Property sales in East Carbon may take more time to complete in order to follow the book and sell the properties correctly.
The city council has been discussing the purchase of property in the city for the past few months. However, with questions from both the purchasers and the city council on how the entire process is supposed to be, purchasing property is still an ongoing topic of discussion.
Jeff and Ricki Palmer have been attending city council and planning and zoning meetings over the last few months in their quest to purchase property from the city. The Palmers have previously discussed putting storage units on the land they are looking to acquire.
However the city council said that the purchase of the land cannot move forward without a survey and appraisal of the property. One problem that the city is facing is that there is no one locally who will do an appraisal of the property. Liz Marquez, East Carbon city recorder, said that the city will need to have someone from up north come down and do an appraisal on the property. Mayor Orlando LaFontaine is working on having the property surveyed, Marquez said.
If the city cannot find an appraiser that will appraise the property, a statute allows for other professional publications and evaluation services, according to Jeremy Humes, East Carbon City attorney.
One of the questions posed by the Palmers was the appraisal of the property near the one they are looking to purchase. That property, owned by Chuck and Carolyn Abeyta, was appraised for $900 per acre. Councilman Andy Urbanik said that Vital Energy purchased the land, which includes the Abeyta's property within it, and the appraisal price was part of the purchasing agreement between them and the city of East Carbon. Currently Carbon County states that surplus land goes for $1,000 or less.
Urbanik said there are three ways the city could approach the sale of property: sell the property and ask for an appraisal, put the property up for public auction or put the property up for private bid. He also said that the city is interested in selling the property but is working on trying to find a fair and just price for the city.
"We have to know what we are dealing with in order to have it appraised and how to appraise them (properties), and we have no clue what we are dealing with," Urbanik said.
The process has not been without its problems. Councilman Darrell Valdez, serving as mayor pro-tem, said the city council has been not kept up to date on the sale of the property and is one of the reasons for the confusion. He and other council members visited the property, as was requested by the Palmers, to look at any issues regarding a possible road through the properties.
"We were left in the dark," Valdez said. "To tell you the truth we got thrown under the bus in the last few meetings. We are not being told as far as the city council, as to what is going on in the community. Everything seems to be hush, hush."
Mayor LaFontaine was out of town and was not present at the meeting.

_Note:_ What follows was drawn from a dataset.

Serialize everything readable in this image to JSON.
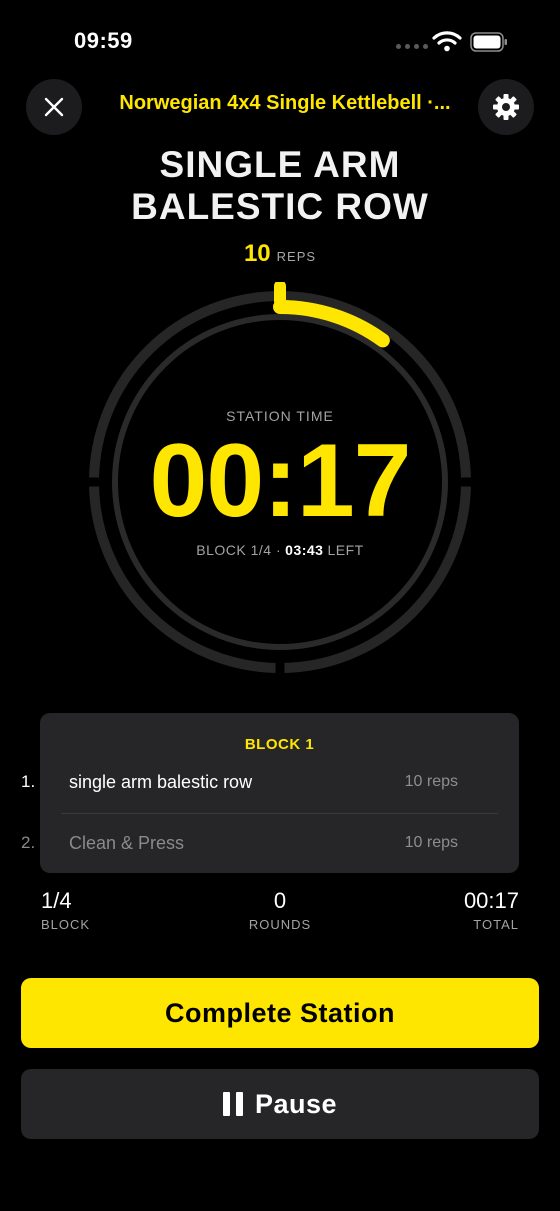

Valdez said that he was under the impression that LaFontaine was taking care of the appraisal and the survey of the property. Urbanik said this has caused problems with communication between the city council and the mayor in knowing exactly what is going on with the sale of the property.
"We're not being communicated with from the mayor. So we're left in the dark and we're guessing at what is going on and we're going by rumors," Urbanik said.
While the process has taken longer to complete, Palmer said he was fine with the process but wanted to see some accomplishment on the sale. The Palmers have been looking into purchasing the property for over five years and became interested after seeing the price of the land.
"If you want to do it right, let's do it right. But let's do it," Palmer said noting he would like to see some accomplishment other than squabbling and indecision.
Councilman David Avery said he wasn't fond of the appraisal process. He said that the city may have set a precedence with the land that has been sold before and an appraiser may look at that when evaluating the property.
"I'm not sure what this (appraisal) is going to accomplish in the end except proving a fact," he said.
Avery also said he was concerned about what would happen after the property was purchased because of what Terry Young said at a previous council meeting about what he may do with property he is looking to purchase. Young said he would look into subdividing the property by possibly having a truck wash, car wash and a cemetery.
With the possibility of subdividing a property in that area, Avery said the road will become a big issue in the next few weeks. Palmer said that he is not looking into subdividing anything on the property he is looking to purchase. Despite what may be done with the properties, Urbanik said that everything being built on the properties would need to follow and be built according to city ordinances.
Following the book with the property sale is what Councilman James Wayman said he wants to see the city council follow.
"This is where we are all getting in trouble as a city council and the past city councils, is we haven't been going by the book all of the time. We're doing what we want and that's where we are getting into trouble," Wayman said. "It will take a little more time to get things done, but by going by the book it will work out better."
No date has been given on the survey and the appraisal. Valdez said he would look into getting a time frame for the appraisal on the property to get the process moving along.